Relationships in Dataverse
A good data model is the foundation of every successful Dataverse solution. The way you set up relationships between tables determines how you can query, display, and secure your data. Dataverse supports three types of relationships: one-to-many (1:N), many-to-many (N:N), and polymorphic. In this article, we explain each type, show when to use which type, and share best practices from real-world experience.
Why relationships matter
Relationships define how tables are connected to each other. They determine which lookup fields are available in forms, which subgrids you can display, how cascading behavior works when deleting or assigning records, and how you can build views and reports. An incorrectly set up relationship can lead to performance issues, data loss on deletion, or the inability to create the desired reports.
One-to-many relationships
The basics of 1:N
The one-to-many relationship is the most commonly used relationship type in Dataverse. A record in the primary table (the "one" side) can be related to multiple records in the related table (the "many" side). Technically, this is implemented by adding a lookup column to the related table that references the primary table. An example: one account can have multiple contacts. The "Company Name" lookup field on the contact table references the account table.
Cascading behavior
When creating a 1:N relationship, you configure the cascading behavior: what should happen to related records when the primary record is assigned, shared, unlinked, or deleted? The options range from Cascade All (all related records undergo the same action) to Remove Link (only the link is broken) to Restrict (the action is blocked if related records exist). Choose carefully, because the wrong cascading behavior can lead to unintended data loss or the inability to delete records.

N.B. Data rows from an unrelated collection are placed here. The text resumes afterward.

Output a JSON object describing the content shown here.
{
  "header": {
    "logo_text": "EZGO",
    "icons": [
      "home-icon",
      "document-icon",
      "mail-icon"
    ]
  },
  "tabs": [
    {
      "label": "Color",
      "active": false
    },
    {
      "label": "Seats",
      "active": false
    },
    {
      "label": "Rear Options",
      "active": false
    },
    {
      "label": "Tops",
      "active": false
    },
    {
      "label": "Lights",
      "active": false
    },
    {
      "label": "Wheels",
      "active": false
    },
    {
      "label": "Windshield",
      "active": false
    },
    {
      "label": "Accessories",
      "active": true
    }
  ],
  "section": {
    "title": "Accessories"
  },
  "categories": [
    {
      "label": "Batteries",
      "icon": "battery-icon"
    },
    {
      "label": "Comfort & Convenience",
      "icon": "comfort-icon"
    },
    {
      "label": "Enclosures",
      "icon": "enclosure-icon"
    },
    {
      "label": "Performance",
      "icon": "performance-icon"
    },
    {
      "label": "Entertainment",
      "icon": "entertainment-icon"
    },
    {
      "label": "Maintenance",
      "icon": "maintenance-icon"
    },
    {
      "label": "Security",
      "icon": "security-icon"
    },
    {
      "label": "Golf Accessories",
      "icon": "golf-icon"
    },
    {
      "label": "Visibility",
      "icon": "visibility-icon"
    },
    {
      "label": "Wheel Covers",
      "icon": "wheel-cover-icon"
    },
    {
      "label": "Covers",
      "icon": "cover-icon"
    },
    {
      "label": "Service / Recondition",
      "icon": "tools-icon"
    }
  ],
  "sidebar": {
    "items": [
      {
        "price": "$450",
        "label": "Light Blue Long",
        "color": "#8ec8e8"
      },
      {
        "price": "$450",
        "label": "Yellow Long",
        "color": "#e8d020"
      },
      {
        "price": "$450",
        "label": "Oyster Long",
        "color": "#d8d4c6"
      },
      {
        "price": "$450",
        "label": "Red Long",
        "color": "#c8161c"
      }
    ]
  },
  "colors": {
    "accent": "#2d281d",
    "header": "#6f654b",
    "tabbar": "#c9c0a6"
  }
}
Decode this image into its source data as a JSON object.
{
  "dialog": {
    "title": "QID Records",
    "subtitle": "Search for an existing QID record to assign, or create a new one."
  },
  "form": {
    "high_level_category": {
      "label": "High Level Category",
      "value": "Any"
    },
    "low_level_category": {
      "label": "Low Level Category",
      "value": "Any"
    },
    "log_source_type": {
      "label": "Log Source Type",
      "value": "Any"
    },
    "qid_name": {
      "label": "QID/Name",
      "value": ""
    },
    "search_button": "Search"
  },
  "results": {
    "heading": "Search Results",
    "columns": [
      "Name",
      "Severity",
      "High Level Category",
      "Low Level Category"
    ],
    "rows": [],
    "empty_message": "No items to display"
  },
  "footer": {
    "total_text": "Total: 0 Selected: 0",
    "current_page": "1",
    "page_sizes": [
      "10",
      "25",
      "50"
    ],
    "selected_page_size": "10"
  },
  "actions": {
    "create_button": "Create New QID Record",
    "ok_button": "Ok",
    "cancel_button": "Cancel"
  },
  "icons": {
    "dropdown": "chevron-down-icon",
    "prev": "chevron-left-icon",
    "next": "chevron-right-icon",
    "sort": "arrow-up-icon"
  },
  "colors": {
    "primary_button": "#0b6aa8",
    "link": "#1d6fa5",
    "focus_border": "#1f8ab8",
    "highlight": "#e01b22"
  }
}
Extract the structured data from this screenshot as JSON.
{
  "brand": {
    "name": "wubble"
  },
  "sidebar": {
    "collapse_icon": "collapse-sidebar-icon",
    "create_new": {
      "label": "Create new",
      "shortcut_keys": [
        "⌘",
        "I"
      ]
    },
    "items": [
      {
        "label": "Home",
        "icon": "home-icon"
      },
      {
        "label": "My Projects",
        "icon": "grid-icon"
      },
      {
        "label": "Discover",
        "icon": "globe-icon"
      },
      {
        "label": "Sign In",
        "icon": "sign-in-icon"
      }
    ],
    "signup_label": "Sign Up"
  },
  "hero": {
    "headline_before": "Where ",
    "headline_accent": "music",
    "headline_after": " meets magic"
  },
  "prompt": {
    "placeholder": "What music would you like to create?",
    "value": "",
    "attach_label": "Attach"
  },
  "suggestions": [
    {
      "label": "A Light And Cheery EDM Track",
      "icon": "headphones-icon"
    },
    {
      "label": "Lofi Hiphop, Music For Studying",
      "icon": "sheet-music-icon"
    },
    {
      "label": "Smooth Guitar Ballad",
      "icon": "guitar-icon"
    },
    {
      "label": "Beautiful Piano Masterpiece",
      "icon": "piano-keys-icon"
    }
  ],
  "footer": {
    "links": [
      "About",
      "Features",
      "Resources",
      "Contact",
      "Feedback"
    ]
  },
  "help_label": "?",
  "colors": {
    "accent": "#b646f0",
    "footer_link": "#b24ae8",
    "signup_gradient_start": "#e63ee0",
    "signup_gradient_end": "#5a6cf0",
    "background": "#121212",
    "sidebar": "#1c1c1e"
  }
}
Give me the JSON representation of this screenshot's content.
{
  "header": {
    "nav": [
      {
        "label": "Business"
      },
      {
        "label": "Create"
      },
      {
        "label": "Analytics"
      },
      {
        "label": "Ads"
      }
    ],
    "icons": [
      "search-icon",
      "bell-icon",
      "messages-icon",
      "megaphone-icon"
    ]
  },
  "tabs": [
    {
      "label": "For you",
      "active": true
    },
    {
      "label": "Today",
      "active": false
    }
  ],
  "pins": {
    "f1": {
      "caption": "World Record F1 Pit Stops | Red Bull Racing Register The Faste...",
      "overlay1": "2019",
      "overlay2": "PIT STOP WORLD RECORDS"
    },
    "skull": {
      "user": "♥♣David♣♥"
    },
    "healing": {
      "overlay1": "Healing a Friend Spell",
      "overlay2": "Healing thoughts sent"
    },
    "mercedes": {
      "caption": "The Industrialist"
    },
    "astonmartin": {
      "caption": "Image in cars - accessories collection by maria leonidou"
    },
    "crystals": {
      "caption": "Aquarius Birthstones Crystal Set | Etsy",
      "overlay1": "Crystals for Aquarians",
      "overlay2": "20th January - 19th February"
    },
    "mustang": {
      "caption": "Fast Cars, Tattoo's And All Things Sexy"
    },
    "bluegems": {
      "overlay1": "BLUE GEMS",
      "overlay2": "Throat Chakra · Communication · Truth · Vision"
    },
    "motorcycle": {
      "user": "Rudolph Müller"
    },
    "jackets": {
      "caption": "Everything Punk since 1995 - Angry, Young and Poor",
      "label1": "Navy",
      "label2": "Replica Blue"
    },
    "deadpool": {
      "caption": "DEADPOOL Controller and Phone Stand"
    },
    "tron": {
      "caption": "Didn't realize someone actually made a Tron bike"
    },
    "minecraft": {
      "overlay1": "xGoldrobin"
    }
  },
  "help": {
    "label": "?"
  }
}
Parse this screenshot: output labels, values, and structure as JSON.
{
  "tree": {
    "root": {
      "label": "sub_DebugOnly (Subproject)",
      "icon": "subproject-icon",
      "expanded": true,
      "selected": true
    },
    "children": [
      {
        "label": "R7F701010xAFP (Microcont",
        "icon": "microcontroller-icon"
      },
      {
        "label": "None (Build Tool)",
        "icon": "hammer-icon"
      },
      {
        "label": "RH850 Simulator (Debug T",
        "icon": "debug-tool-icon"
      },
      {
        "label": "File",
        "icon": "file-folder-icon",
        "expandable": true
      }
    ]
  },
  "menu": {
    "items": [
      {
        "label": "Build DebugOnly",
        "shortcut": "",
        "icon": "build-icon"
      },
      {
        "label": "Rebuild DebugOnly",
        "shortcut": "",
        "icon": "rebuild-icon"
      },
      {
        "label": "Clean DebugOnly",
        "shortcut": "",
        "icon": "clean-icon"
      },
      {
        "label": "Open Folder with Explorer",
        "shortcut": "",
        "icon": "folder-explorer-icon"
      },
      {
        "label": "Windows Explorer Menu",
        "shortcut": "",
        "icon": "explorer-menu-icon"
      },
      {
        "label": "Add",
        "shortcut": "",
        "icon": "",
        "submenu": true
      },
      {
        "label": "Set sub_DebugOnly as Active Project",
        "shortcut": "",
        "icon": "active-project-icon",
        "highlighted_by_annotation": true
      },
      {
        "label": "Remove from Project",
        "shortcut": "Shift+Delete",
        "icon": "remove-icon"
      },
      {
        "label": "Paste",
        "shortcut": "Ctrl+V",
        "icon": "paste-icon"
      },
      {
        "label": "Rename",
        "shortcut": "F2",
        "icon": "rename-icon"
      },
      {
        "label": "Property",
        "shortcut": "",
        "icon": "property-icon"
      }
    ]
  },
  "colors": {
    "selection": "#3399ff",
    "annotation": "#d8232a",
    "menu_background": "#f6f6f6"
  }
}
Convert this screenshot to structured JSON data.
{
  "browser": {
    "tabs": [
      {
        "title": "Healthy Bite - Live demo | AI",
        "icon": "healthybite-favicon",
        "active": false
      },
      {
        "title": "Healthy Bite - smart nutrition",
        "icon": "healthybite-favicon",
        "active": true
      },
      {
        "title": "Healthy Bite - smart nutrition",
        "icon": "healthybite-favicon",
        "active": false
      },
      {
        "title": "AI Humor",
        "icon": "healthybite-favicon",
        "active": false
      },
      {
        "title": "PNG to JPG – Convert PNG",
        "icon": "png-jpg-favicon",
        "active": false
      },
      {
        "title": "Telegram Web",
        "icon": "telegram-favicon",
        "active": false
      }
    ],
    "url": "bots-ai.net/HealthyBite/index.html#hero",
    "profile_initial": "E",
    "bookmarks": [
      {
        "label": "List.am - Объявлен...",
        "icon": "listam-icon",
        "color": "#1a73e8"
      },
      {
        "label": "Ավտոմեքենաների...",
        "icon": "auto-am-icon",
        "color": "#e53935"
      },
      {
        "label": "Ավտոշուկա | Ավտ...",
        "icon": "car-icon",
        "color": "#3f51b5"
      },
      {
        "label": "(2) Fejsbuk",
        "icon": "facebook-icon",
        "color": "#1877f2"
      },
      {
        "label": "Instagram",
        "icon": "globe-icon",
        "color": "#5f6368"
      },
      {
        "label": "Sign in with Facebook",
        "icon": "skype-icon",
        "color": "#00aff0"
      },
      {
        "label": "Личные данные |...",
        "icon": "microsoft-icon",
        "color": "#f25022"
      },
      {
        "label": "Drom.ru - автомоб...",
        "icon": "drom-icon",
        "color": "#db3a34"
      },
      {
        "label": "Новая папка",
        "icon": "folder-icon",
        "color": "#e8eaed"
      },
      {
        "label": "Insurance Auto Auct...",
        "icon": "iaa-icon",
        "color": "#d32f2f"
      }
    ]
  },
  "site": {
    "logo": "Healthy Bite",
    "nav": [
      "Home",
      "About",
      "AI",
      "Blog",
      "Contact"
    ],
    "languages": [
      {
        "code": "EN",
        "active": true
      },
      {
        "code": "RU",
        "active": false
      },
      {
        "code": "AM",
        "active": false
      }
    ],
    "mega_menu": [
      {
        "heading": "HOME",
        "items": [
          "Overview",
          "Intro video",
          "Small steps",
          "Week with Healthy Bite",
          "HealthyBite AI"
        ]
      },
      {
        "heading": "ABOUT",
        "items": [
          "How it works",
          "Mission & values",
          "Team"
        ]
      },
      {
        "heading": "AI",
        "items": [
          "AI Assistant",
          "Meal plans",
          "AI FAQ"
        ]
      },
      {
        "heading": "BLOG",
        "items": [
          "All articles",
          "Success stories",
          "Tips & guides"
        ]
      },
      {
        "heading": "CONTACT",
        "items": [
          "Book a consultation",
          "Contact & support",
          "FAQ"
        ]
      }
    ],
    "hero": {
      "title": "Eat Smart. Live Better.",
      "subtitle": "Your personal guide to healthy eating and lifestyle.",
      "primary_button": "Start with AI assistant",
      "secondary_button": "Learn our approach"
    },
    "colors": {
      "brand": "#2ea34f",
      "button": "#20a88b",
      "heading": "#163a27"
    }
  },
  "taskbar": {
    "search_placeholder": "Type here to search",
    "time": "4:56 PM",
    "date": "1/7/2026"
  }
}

Many-to-many relationships
N:N relationships explained
A many-to-many relationship is needed when records on both sides can have multiple links. A contact can be a member of multiple projects and a project can have multiple contacts. Dataverse implements N:N relationships via an automatically created intersection table that contains the link records. You do not need to manage this intermediate table yourself. In Power Apps, N:N relationships are displayed as subgrids where you can link and unlink existing records.
When N:N versus manual intersection table
The standard N:N relationship has a limitation: you cannot add extra attributes to the link itself. If you want to record the role or start date in the link between a contact and a project, you need a manual intersection table. This pattern (also called an associative entity) gives you full control over the relationship attributes and is more flexible for complex scenarios.
Choose the right relationship type based on actual business requirements, not based on what is easiest to implement. A wrong choice now leads to costly rebuilds later.
Polymorphic relationships
What are polymorphic relationships?
Polymorphic relationships are a unique concept in Dataverse where a single lookup field can reference records in multiple tables. The most well-known example is the "Regarding" field on the activity table: an email, phone call, or appointment can be related to an account, contact, opportunity, case, or any other table that supports activities. This is enormously powerful but also complex to work with.
Customer and regarding types
Dataverse has two built-in polymorphic field types: Customer (references Account or Contact) and Regarding (references a configurable set of tables). You can also create custom polymorphic lookups, but this is rarely recommended due to complexity. In Dynamics 365, polymorphic relationships are used extensively: the Customer lookup on an opportunity lets you choose between an account and a contact without needing two separate fields.
Best practices for data modeling
Based on our extensive experience at Breathbase, we share a number of best practices. Always start by mapping out your entities and their relationships on paper or in an ERD tool before you start building. Use 1:N relationships as the default and only switch to N:N when it is actually needed. Avoid circular relationships that lead to confusion and performance issues. Document the cascading behavior of each relationship and discuss it with the business. Test your data model with realistic amounts of data to discover performance issues early. A well-thought-out data model in Dataverse is the foundation for a scalable and maintainable solution that grows with the organization.